绞杀者模式允许你渐进式地从单体迁移到微服务。通过 API 网关或反向代理,将流量逐步从单体路由到新的微服务,直到单体被完全替换。

# Nginx configuration for Strangler Fig migration
# Route new endpoints to microservices, legacy to monolith

upstream monolith {
    server monolith-app:8080;
}

upstream order-service {
    server order-service:3001;
}

upstream inventory-service {
    server inventory-service:3002;
}

server {
    listen 80;

    # Migrated: orders now served by microservice
    location /api/v2/orders {
        proxy_pass http://order-service;
    }

    # Migrated: inventory now served by microservice
    location /api/v2/inventory {
        proxy_pass http://inventory-service;
    }

    # Everything else still goes to the monolith
    location / {
        proxy_pass http://monolith;
    }
}

2. 服务间通信

同步通信:REST 与 gRPC

REST 使用 HTTP/JSON 实现简单的请求-响应通信,适合外部 API 和简单查询。gRPC 使用 Protocol Buffers 和 HTTP/2,提供更高性能、类型安全和双向流,适合服务间内部通信。

特性RESTgRPC
协议HTTP/1.1 or HTTP/2HTTP/2
序列化JSON (text)Protobuf (binary)
类型安全无(需 OpenAPI 生成)内置(proto 文件生成)
流式传输有限(SSE/WebSocket)原生双向流
浏览器支持原生支持需要 grpc-web 代理
最佳场景公开 API、CRUD 操作内部服务通信、高性能
// gRPC service definition (order.proto)
syntax = "proto3";

package order;

service OrderService {
  rpc CreateOrder (CreateOrderRequest) returns (OrderResponse);
  rpc GetOrder (GetOrderRequest) returns (OrderResponse);
  rpc StreamOrderUpdates (GetOrderRequest) returns (stream OrderEvent);
}

message CreateOrderRequest {
  string customer_id = 1;
  repeated OrderItem items = 2;
}

message OrderItem {
  string sku = 1;
  int32 quantity = 2;
  double unit_price = 3;
}

message OrderResponse {
  string order_id = 1;
  string status = 2;
  double total_amount = 3;
}

异步消息传递

异步消息通过消息代理(Kafka、RabbitMQ、NATS)实现时间解耦。发送方不需要等待接收方处理完成,适合事件驱动架构和最终一致性场景。
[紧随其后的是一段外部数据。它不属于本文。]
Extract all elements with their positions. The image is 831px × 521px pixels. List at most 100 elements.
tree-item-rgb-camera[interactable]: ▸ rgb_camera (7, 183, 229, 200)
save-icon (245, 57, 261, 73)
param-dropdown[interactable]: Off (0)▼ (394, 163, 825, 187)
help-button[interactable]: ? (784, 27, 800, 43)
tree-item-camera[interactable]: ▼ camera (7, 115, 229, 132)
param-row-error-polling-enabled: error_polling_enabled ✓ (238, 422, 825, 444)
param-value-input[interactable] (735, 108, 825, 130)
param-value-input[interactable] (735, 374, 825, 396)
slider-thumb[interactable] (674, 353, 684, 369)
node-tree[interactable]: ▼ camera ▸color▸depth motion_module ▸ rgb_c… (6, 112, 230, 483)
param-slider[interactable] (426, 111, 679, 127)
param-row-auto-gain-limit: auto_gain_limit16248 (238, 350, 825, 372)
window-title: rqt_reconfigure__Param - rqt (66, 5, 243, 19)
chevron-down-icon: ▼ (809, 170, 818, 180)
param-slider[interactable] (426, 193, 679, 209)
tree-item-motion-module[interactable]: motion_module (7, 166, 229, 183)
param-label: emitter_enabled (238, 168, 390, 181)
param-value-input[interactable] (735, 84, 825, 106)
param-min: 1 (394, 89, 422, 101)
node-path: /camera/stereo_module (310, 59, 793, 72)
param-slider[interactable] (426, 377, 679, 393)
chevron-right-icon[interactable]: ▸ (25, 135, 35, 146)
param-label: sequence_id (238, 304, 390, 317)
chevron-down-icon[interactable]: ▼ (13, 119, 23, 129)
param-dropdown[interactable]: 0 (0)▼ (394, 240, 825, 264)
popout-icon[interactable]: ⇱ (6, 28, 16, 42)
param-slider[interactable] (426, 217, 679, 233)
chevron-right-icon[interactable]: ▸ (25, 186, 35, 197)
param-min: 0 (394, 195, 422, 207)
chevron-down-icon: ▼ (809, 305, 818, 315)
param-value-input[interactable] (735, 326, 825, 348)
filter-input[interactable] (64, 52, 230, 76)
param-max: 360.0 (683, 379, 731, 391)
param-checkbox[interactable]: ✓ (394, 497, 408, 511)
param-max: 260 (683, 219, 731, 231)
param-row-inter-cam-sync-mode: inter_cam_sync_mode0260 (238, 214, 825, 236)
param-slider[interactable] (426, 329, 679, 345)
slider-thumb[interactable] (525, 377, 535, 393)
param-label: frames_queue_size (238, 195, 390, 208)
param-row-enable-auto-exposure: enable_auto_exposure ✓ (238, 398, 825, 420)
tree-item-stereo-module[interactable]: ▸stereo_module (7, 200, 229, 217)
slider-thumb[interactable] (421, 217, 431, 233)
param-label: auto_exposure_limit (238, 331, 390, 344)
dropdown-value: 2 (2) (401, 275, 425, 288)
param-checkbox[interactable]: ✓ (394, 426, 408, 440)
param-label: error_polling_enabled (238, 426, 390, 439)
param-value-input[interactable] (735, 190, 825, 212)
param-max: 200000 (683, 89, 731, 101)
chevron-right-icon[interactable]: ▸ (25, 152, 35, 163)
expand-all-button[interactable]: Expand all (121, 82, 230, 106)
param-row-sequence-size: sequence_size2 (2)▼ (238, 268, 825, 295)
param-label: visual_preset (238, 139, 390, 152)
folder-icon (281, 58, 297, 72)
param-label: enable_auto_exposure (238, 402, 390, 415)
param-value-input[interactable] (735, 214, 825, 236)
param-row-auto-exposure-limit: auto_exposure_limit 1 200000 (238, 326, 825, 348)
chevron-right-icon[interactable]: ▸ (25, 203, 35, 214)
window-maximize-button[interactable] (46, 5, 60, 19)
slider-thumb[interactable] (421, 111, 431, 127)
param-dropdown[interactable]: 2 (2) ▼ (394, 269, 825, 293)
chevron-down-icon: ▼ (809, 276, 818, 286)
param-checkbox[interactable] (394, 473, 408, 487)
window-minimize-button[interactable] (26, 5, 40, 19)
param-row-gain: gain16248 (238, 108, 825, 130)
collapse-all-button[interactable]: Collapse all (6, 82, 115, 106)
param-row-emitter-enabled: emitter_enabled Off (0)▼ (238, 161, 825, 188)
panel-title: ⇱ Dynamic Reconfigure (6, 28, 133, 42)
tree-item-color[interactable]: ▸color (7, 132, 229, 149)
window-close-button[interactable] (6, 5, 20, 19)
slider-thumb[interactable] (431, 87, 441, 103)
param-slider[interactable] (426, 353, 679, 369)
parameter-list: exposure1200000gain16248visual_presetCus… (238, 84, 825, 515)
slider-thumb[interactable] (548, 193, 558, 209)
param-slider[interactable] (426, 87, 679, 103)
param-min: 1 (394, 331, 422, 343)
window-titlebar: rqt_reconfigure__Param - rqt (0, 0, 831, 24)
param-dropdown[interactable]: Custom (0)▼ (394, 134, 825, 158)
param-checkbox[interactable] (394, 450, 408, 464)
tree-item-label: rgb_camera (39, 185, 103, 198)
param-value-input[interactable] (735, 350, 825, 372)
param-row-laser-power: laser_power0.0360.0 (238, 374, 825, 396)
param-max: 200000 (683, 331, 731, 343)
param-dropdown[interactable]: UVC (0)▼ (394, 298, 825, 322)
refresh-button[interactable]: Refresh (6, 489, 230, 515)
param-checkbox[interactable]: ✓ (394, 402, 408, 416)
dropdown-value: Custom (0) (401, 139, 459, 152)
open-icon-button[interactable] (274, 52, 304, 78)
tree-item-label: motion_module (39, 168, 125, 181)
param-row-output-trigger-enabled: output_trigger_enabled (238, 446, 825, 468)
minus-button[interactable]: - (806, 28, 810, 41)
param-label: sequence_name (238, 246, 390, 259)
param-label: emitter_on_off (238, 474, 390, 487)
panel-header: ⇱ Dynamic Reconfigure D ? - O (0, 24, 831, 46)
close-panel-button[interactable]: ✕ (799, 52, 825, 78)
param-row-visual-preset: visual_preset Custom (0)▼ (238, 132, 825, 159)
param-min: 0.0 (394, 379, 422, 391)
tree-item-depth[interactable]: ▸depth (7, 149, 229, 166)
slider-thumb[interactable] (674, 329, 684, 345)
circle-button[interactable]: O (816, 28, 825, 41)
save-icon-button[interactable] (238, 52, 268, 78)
// Publishing domain events with Kafka (Node.js + kafkajs)
import { Kafka, Partitioners } from "kafkajs";

const kafka = new Kafka({
  clientId: "order-service",
  brokers: ["kafka-1:9092", "kafka-2:9092"],
});

const producer = kafka.producer({
  createPartitioner: Partitioners.DefaultPartitioner,
});

interface OrderCreatedEvent {
  eventType: "OrderCreated";
  orderId: string;
  customerId: string;
  totalAmount: number;
  timestamp: string;
}

async function publishOrderCreated(order: OrderCreatedEvent) {
  await producer.connect();
  await producer.send({
    topic: "order-events",
    messages: [
      {
        key: order.orderId,
        value: JSON.stringify(order),
        headers: {
          "event-type": "OrderCreated",
          "correlation-id": crypto.randomUUID(),
        },
      },
    ],
  });
}

// Consuming events in inventory-service
const consumer = kafka.consumer({ groupId: "inventory-group" });

async function startConsumer() {
  await consumer.connect();
  await consumer.subscribe({ topic: "order-events" });
  await consumer.run({
    eachMessage: async ({ topic, partition, message }) => {
      const event = JSON.parse(message.value!.toString());
      if (event.eventType === "OrderCreated") {
        await reserveInventory(event.orderId, event.items);
      }
    },
  });
}

3. API 网关模式

API 网关是所有客户端请求的单一入口点,负责路由、认证、限流、协议转换和请求聚合。它隐藏了内部微服务拓扑,简化了客户端交互。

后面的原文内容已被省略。